Beyond: Two Souls Review (vitoria*)
Benim için bambaşka ve tarifi zor bir deneyimdi...
Beyond: Two Souls, doğduğundan beri içerisinde bulunan olağandışı bir varlık ile yaşayan Jodie'nin hikayesini anlatıyor. Bu anlatım içerisinde Jodie ve onunla beraber yaşayan ruhani varlık Aiden'ı kontrol ediyoruz. Jodie'nin küçüklüğünden büyüklüğüne kadar yaşadığı zorluklara, güzel anlara, kırılma noktalarına kısacası Jodie'nin kendini bulma ve keşfetme evrelerine şahit oluyoruz. Yer yer onunla birlikte üzülüyoruz, yer yer ise onunla beraber mutlu oluyoruz. Uzun lafın kısası bu oyunda kalbimiz de aklımız da Jodie oluyor.

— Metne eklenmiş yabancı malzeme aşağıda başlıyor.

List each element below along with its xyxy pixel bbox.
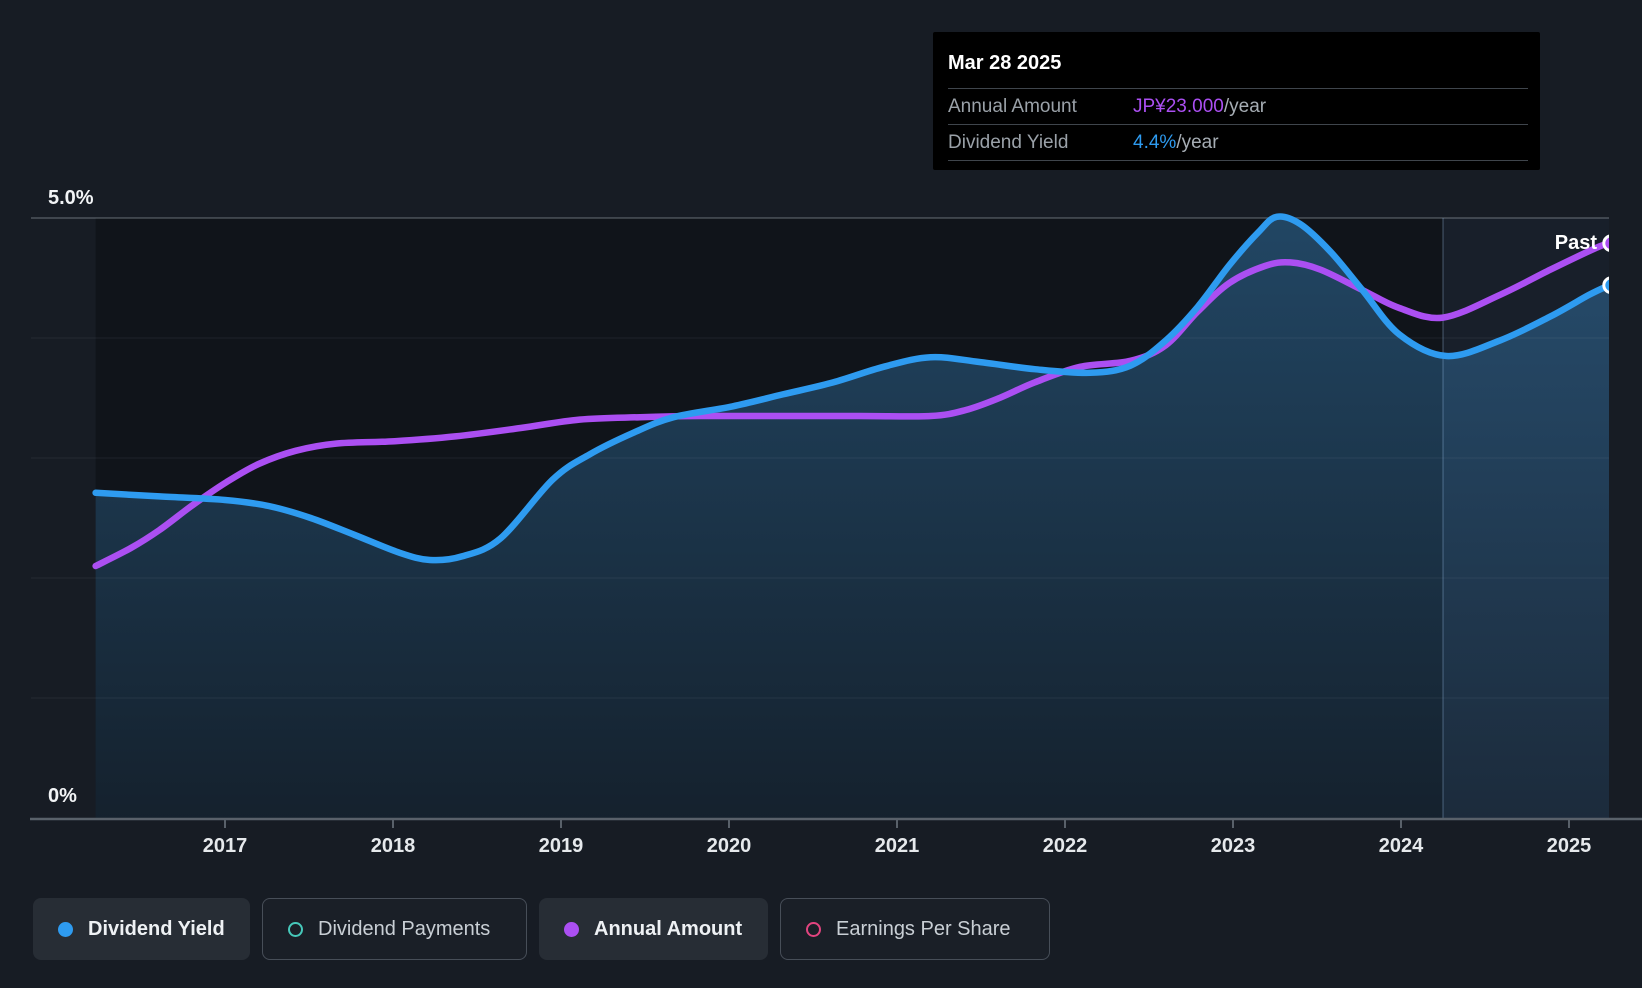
x-axis-label-2024: 2024 xyxy=(1379,835,1424,857)
x-axis-label-2025: 2025 xyxy=(1547,835,1592,857)
x-axis-label-2022: 2022 xyxy=(1043,835,1088,857)
tooltip-row-suffix: /year xyxy=(1176,131,1219,153)
legend-earnings-per-share-button[interactable]: Earnings Per Share xyxy=(780,898,1050,960)
x-axis-label-2018: 2018 xyxy=(371,835,416,857)
x-axis-label-2017: 2017 xyxy=(203,835,248,857)
tooltip-footer-divider xyxy=(948,160,1528,177)
past-label: Past xyxy=(1555,232,1598,254)
chart-legend: Dividend Yield Dividend Payments Annual Am… xyxy=(33,898,1050,960)
dividend-yield-endpoint-marker xyxy=(1602,276,1609,294)
legend-annual-amount-button[interactable]: Annual Amount xyxy=(539,898,768,960)
x-axis-label-2020: 2020 xyxy=(707,835,752,857)
legend-dividend-yield-label: Dividend Yield xyxy=(88,917,225,940)
dividend-payments-swatch-icon xyxy=(288,921,303,937)
earnings-per-share-swatch-icon xyxy=(806,921,821,937)
dividend-yield-line xyxy=(92,213,1609,564)
tooltip-row-suffix: /year xyxy=(1223,95,1267,117)
legend-dividend-payments-button[interactable]: Dividend Payments xyxy=(262,898,527,960)
x-axis-label-2021: 2021 xyxy=(875,835,920,857)
tooltip-row-label: Annual Amount xyxy=(948,95,1077,117)
tooltip-row-value: JP¥23.000 xyxy=(1133,95,1224,117)
x-axis-label-2023: 2023 xyxy=(1211,835,1256,857)
annual-amount-line xyxy=(92,239,1609,570)
y-axis-bottom-label: 0% xyxy=(48,785,77,807)
tooltip-row-label: Dividend Yield xyxy=(948,131,1069,153)
tooltip-row: Dividend Yield 4.4%/year xyxy=(948,124,1528,160)
tooltip-date: Mar 28 2025 xyxy=(948,51,1062,74)
legend-earnings-per-share-label: Earnings Per Share xyxy=(836,917,1011,940)
annual-amount-swatch-icon xyxy=(564,921,579,937)
dividend-yield-swatch-icon xyxy=(58,921,73,937)
y-axis-top-label: 5.0% xyxy=(48,187,94,209)
tooltip-row: Annual Amount JP¥23.000/year xyxy=(948,88,1528,124)
legend-annual-amount-label: Annual Amount xyxy=(594,917,743,940)
dividend-yield-area xyxy=(95,216,1609,818)
annual-amount-endpoint-marker xyxy=(1602,234,1609,252)
tooltip-row-value: 4.4% xyxy=(1133,131,1177,153)
chart-tooltip: Mar 28 2025 Annual Amount JP¥23.000/year D… xyxy=(933,32,1540,170)
x-axis-label-2019: 2019 xyxy=(539,835,584,857)
legend-dividend-payments-label: Dividend Payments xyxy=(318,917,491,940)
legend-dividend-yield-button[interactable]: Dividend Yield xyxy=(33,898,250,960)
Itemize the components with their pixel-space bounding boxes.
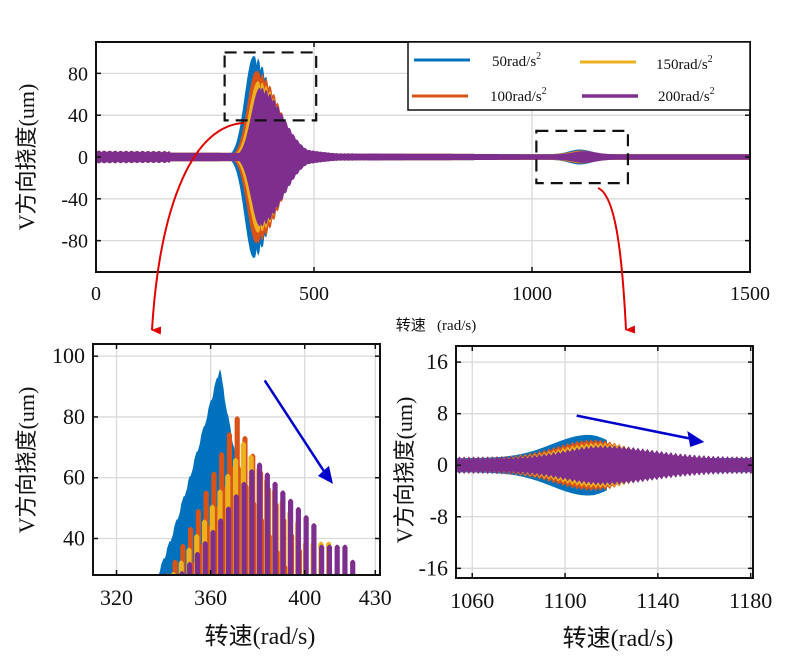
zoom-second-y-tick-label: 8 bbox=[437, 401, 448, 426]
zoom-first-spike bbox=[218, 518, 224, 575]
legend-item-150: 150rad/s2 bbox=[580, 54, 713, 73]
overview-y-tick-label: -80 bbox=[61, 231, 88, 253]
legend-item-200: 200rad/s2 bbox=[582, 86, 715, 105]
overview-y-tick-label: 0 bbox=[78, 147, 88, 169]
zoom-first-spike bbox=[225, 506, 232, 575]
legend: 50rad/s2 150rad/s2 100rad/s2 200rad/s2 bbox=[407, 41, 751, 111]
zoom-first-y-tick-label: 100 bbox=[52, 343, 85, 368]
overview-series-s200 bbox=[96, 87, 750, 227]
zoom-first-spike bbox=[241, 481, 247, 575]
svg-text:150rad/s2: 150rad/s2 bbox=[656, 54, 713, 73]
zoom-first-spike bbox=[210, 529, 216, 575]
overview-y-axis-label: V方向挠度(um) bbox=[14, 84, 39, 231]
zoom-first-spike bbox=[172, 559, 178, 575]
zoom-first-spike bbox=[326, 544, 333, 575]
zoom-first-ticks: 320 360 400 430 100 80 60 40 bbox=[52, 343, 392, 610]
zoom-first-x-tick-label: 320 bbox=[100, 585, 133, 610]
zoom-first-spike bbox=[194, 551, 201, 575]
overview-x-tick-label: 500 bbox=[299, 283, 329, 305]
overview-series bbox=[96, 56, 750, 258]
legend-label-150: 150rad/s bbox=[656, 57, 708, 73]
zoom-first-spike bbox=[280, 490, 286, 575]
svg-text:100rad/s2: 100rad/s2 bbox=[490, 86, 547, 105]
trend-arrow-second bbox=[576, 414, 693, 441]
zoom-first-x-tick-label: 400 bbox=[288, 585, 321, 610]
zoom-second-x-tick-label: 1060 bbox=[450, 588, 494, 613]
zoom-second-x-axis-label: 转速(rad/s) bbox=[563, 625, 674, 652]
zoom-second-y-tick-label: -8 bbox=[430, 504, 448, 529]
zoom-first-spike bbox=[272, 481, 278, 575]
zoom-second-x-tick-label: 1140 bbox=[636, 588, 679, 613]
zoom-first-y-tick-label: 80 bbox=[63, 404, 85, 429]
overview-x-tick-label: 1000 bbox=[512, 283, 552, 305]
legend-label-150-sup: 2 bbox=[708, 54, 713, 65]
callout-arrow-left bbox=[151, 122, 245, 335]
zoom-second-axes-box bbox=[455, 345, 754, 579]
zoom-second-x-tick-label: 1180 bbox=[729, 588, 772, 613]
trend-arrow-first bbox=[263, 379, 328, 477]
zoom-first-spike bbox=[202, 541, 208, 575]
zoom-first-spike bbox=[288, 498, 294, 575]
zoom-first-series bbox=[156, 368, 356, 575]
trend-arrow-second-head bbox=[687, 431, 705, 448]
legend-label-200: 200rad/s bbox=[658, 89, 710, 105]
zoom-first-spike bbox=[334, 544, 340, 575]
callout-arrow-right bbox=[597, 187, 636, 334]
zoom-second-series-s200 bbox=[456, 445, 753, 486]
legend-label-200-sup: 2 bbox=[710, 86, 715, 97]
legend-label-100-sup: 2 bbox=[542, 86, 547, 97]
zoom-first-axes-box bbox=[92, 343, 381, 576]
zoom-first-spike bbox=[295, 507, 301, 575]
zoom-second-y-tick-label: 16 bbox=[426, 349, 448, 374]
legend-label-50: 50rad/s bbox=[492, 54, 536, 70]
zoom-first-x-axis-label: 转速(rad/s) bbox=[205, 623, 316, 650]
legend-label-50-sup: 2 bbox=[536, 51, 541, 62]
legend-item-50: 50rad/s2 bbox=[414, 51, 541, 70]
trend-arrow-first-head bbox=[317, 465, 333, 484]
legend-label-100: 100rad/s bbox=[490, 89, 542, 105]
zoom-boxes bbox=[223, 51, 630, 185]
overview-x-axis-label: 转速 (rad/s) bbox=[396, 317, 476, 334]
svg-text:50rad/s2: 50rad/s2 bbox=[492, 51, 541, 70]
zoom-first-spike bbox=[187, 561, 193, 575]
zoom-first-y-tick-label: 60 bbox=[63, 465, 85, 490]
zoom-second-y-tick-label: -16 bbox=[419, 555, 448, 580]
zoom-first-spike bbox=[249, 469, 255, 575]
overview-y-tick-label: -40 bbox=[61, 189, 88, 211]
zoom-first-x-tick-label: 360 bbox=[194, 585, 227, 610]
zoom-first-spike bbox=[311, 523, 317, 575]
zoom-first-critical-plot: 320 360 400 430 100 80 60 40 转速(rad/s) V方向挠度(um… bbox=[14, 343, 392, 650]
zoom-first-spike bbox=[256, 462, 263, 575]
overview-ticks: 0 500 1000 1500 80 40 0 -40 -80 bbox=[61, 42, 770, 305]
zoom-first-spike bbox=[303, 515, 309, 575]
zoom-first-spike bbox=[342, 544, 348, 575]
overview-x-tick-label: 1500 bbox=[730, 283, 770, 305]
overview-plot: 0 500 1000 1500 80 40 0 -40 -80 转速 (rad/s) V方向挠度… bbox=[14, 41, 770, 334]
legend-box bbox=[407, 41, 751, 111]
overview-y-tick-label: 80 bbox=[68, 63, 88, 85]
zoom-region-box-2 bbox=[535, 129, 630, 185]
zoom-first-spike bbox=[350, 559, 356, 575]
zoom-second-critical-plot: 1060 1100 1140 1180 16 8 0 -8 -16 转速(rad/s) V方向挠… bbox=[392, 345, 772, 652]
zoom-second-y-tick-label: 0 bbox=[437, 452, 448, 477]
zoom-region-box-1 bbox=[223, 51, 318, 122]
zoom-second-x-tick-label: 1100 bbox=[543, 588, 586, 613]
zoom-first-y-tick-label: 40 bbox=[63, 526, 85, 551]
svg-text:200rad/s2: 200rad/s2 bbox=[658, 86, 715, 105]
zoom-first-spike bbox=[319, 544, 325, 575]
overview-y-tick-label: 40 bbox=[68, 105, 88, 127]
zoom-second-ticks: 1060 1100 1140 1180 16 8 0 -8 -16 bbox=[419, 346, 772, 613]
zoom-first-spike bbox=[264, 472, 270, 575]
zoom-second-y-axis-label: V方向挠度(um) bbox=[392, 397, 417, 544]
legend-item-100: 100rad/s2 bbox=[412, 86, 547, 105]
zoom-first-x-tick-label: 430 bbox=[359, 585, 392, 610]
overview-x-tick-label: 0 bbox=[91, 283, 101, 305]
zoom-first-y-axis-label: V方向挠度(um) bbox=[14, 387, 39, 534]
zoom-second-series bbox=[456, 434, 753, 496]
zoom-first-spike bbox=[233, 494, 239, 575]
zoom-first-series-s200 bbox=[179, 462, 356, 575]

Oyun, diğer Quantic Dream yapımlarında olduğu gibi çoğunlukla sinematik odaklı ancak ara ara sizlere de kontrolü veren ve özgürlük sağlayan bir tarzda karşınıza çıkıyor. Kaderinize, yaşananlara kısacası ortadaki hikayeye büyük oranda müdahalede bulunamıyorsunuz ancak bir parçası olduğunuzu sonuna kadar hissediyorsunuz. Elliot Page, Willem Dafoe gibi büyük isimlerin voice-face performansları, sinematikler, aktarılan duygular ve enfes besteler ile oynarken şahane bir deneyim tatmış oluyorsunuz. Oyunu daha önce PlayStation 3 üzerinden birkaç saat oynamış olsam da bilgisayar üzerinden tamamen deneyimledikten sonra ortadaki yapıma hayran kaldım. Her oyunda değildir ancak bu oyun özelinde gerçekten karakteri anlamam ve onun duygularına ortak olabilmem çok önemliydi. Çünkü bu yapımın oynanış tarzı aşırı sevdiğim bir tarz değil. Ve yapıma tutunabilmem için bir sebebe ihtiyacım vardı. Bu yapım dilediğimi bana fazlasıyla verdi. Jodie ve onun hikayesi benim için çok ama çok büyük bir deneyimdi. Tüylerimi diken diken de ettiği de oldu, gözyaşlarımın akmamak için zor dayandığı da. Ben Beyond: Two Souls'tan fazlasıyla etkilendim demek ve bu incelemeyi daha da uzatmamak istiyorum. Mutlaka oynayın, deneyimleyin.